Actually - now that I’m logged into steam, its twice that - 30 hours in that city. My population is around 40 - no Upper Class Aristocrats yet - but I have the complete line of production building going now, and I’m through the second tier of modules (requiring iron), and working to unlock the upper tier (steel, brass).

So - as for cool events… well - spoilers ahoy:

First off, I didn’t watch diplomacy, so ended up in several wars - the first of which literally wiped out all but 5 overseers. That’s when things got fun :) There was a cycle of despondency, and several went mad and joined cults. The population recovered - but then I was beset by mysterious sacrifices in the woods - which resulted in an otherworldly creature coming from beyond to Kill Us All. Another cultist turned into a Fish Person. A meteor shower came down and glowing slug things ate all my food before I killed them (then released glowing spores). That was the closest I came to starvation… fortunately I had a large supply of um… meat… saved over from the slaughter of my populace earlier - so that bridged that gap.

It seems the larger you develop your settlement, the more you disturb Mysterious Forces - which usually devolves into things trying to Destroy Your Colony.

I think one problem with Early Access is as a developer - you’re stuck with it if it’s a turd. You never know if Gaslamp would have dumped this game a year ago but because they took people’s money they needed to finish it.

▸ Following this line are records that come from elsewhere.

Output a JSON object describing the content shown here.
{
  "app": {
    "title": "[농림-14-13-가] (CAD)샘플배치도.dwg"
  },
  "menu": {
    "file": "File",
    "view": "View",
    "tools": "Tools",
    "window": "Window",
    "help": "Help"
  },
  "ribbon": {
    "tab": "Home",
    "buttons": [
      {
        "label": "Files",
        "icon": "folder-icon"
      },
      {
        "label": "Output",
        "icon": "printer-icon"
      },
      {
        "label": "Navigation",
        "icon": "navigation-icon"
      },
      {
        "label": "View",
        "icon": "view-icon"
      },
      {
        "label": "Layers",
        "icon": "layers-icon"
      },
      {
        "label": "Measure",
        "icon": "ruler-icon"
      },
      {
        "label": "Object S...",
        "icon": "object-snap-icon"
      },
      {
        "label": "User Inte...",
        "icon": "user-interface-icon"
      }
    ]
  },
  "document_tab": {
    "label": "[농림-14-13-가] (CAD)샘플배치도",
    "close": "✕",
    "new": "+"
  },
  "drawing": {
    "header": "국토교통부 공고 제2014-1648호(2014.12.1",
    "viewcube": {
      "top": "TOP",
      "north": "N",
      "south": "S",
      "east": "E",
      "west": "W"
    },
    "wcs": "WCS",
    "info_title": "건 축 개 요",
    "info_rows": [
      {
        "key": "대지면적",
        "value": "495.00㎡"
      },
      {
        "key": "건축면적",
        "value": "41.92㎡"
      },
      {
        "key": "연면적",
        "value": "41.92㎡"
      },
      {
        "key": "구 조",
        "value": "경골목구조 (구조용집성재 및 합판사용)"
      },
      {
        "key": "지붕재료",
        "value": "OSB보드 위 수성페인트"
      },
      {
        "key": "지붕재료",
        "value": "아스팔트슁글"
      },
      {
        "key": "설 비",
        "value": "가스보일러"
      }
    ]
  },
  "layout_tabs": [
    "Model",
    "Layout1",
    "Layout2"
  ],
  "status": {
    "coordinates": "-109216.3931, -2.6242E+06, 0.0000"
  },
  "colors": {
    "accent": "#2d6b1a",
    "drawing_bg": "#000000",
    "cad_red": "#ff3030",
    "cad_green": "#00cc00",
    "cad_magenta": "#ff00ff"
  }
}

Points finger at @tomchick HA HA!

I understand that. I think there was a list once of one of the studios that went belly-up of all the games they would have done or started but stopped. It was sort of large. I’m not in the industry, so i don’t know how often that happens. I

Clockwork Empires sounded awesome and like the perfect thing to me when they had MP on the map with all those other features. Medieval City seemed the same. As far as I know, the last one will never see the light of day and was not introduced to the public. This one sold very early one, took in money, went EA, took on money, stripped a bunch of features and released as a “finished” product. Maybe they would have scrapped it otherwise… but they always had the choice not to go the EA route and do just that.

Yeah, I’ve seen all that stuff and gotten populations into the 30s. Sounds like you stuck with games when I would have started over. Getting knocked down to a population of 5 is the point where I figure it’s easier to start a new settlement rather than spend the time it takes for the old one to repopulate.

You might not have noticed, but there’s a disturbance rating next to your provisions.

It’s basically your aggro on the map.

-Tom

Dude, I had the good sense to quit playing after 17 hours! You should be ha ha’ing at dtolman’s 30 hours!

-Tom

I was Ha Ha’ing because he apparently can avoid the death spirals you had. :)

Ha Ha! you stink at Clockwork Empires!